Hint: We are given four trigonometric functions that are drawn on the same axes from 0 to $ \dfrac{\pi }{2} $ . After plotting all the given four functions, we will find the point of intersection of the cosine and tangent functions and then draw a vertical line passing through that point. We will find the length of AB by finding the length of the AC and BC and then subtracting BC from AC.

Complete step by step solution:

Above is the graph of the four functions on the same axes.
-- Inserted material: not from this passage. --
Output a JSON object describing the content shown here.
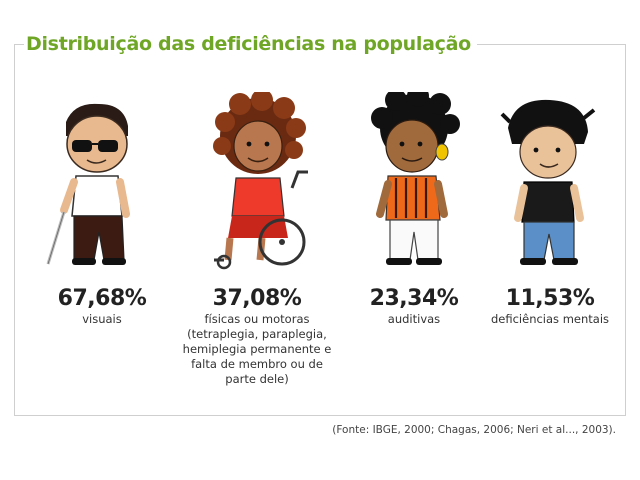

B is the point of intersection of $ y = \cos x $ and the vertical line passing through the point of intersection of $ y = \cos x $ and $ y = \tan x $ , and A is the point of intersection of $ y = \csc x $ and the point of intersection of $ y = \cos x $ and $ y = \tan x $ .
At the point of intersection of $ y = \cos x $ and $ y = \tan x $ ,
 $
  \cos x = \tan x \\
   \Rightarrow \cos x = \dfrac{{\sin x}}{{\cos x}} \\
   \Rightarrow {\cos ^2}x = \sin x \\
   \Rightarrow 1 - {\sin ^2}x = \sin x \\
   \Rightarrow {\sin ^2}x + \sin x - 1 = 0 \;
  $
Applying the quadratic formula in the above quadratic equation, we get –
 $
  \sin x = \dfrac{{ - 1 \pm \sqrt {{{(1)}^2} - 4(1)( - 1)} }}{{2(1)}} \\
   \Rightarrow \sin x = \dfrac{{ - 1 \pm \sqrt 5 }}{2} \\
  $
We know that $ - 1 \leqslant \sin x \leqslant 1 $ , so $ \sin x = \dfrac{{ - 1 - \sqrt 5 }}{2} $ is rejected.
So, $ \sin x = \dfrac{{ - 1 + \sqrt 5 }}{2} $
Equation of the line BC is $ y = \sin x $ or $ BC = \dfrac{{ - 1 + \sqrt 5 }}{2} $ and equation of line AC is $ y = \csc x $ or $ AC = \dfrac{1}{{\dfrac{{ - 1 + \sqrt 5 }}{2}}} = \dfrac{2}{{ - 1 + \sqrt 5 }} $
So –
 $
  AB = AC - BC = \dfrac{2}{{ - 1 + \sqrt 5 }} - \dfrac{{ - 1 + \sqrt 5 }}{2} \\
   \Rightarrow AB = \dfrac{{4 - {{(\sqrt 5 - 1)}^2}}}{{2(\sqrt 5 - 1)}} \\
   \Rightarrow AB = \dfrac{{4 - (5 + 1 - 2\sqrt 5 )}}{{2(\sqrt 5 - 1)}} \\
   \Rightarrow AB = \dfrac{{4 - 6 + 2\sqrt 5 }}{{2(\sqrt 5 - 1)}} = \dfrac{{2\sqrt 5 - 2}}{{2\sqrt 5 - 2}} \\
   \Rightarrow AB = 1 \;
  $
Hence the length of AB is 1 unit.
So, the correct answer is “1 unit”.

Note: Trigonometric functions are the functions that tell us the relation between the sides of a right-angled triangle and one of its angles other than the right angle. Sine, cosine, tangent, cosecant, secant and cotangent are the main trigonometric functions. We find the equation of AC and BC as AC passes through cosecant function and BC passes through sine function.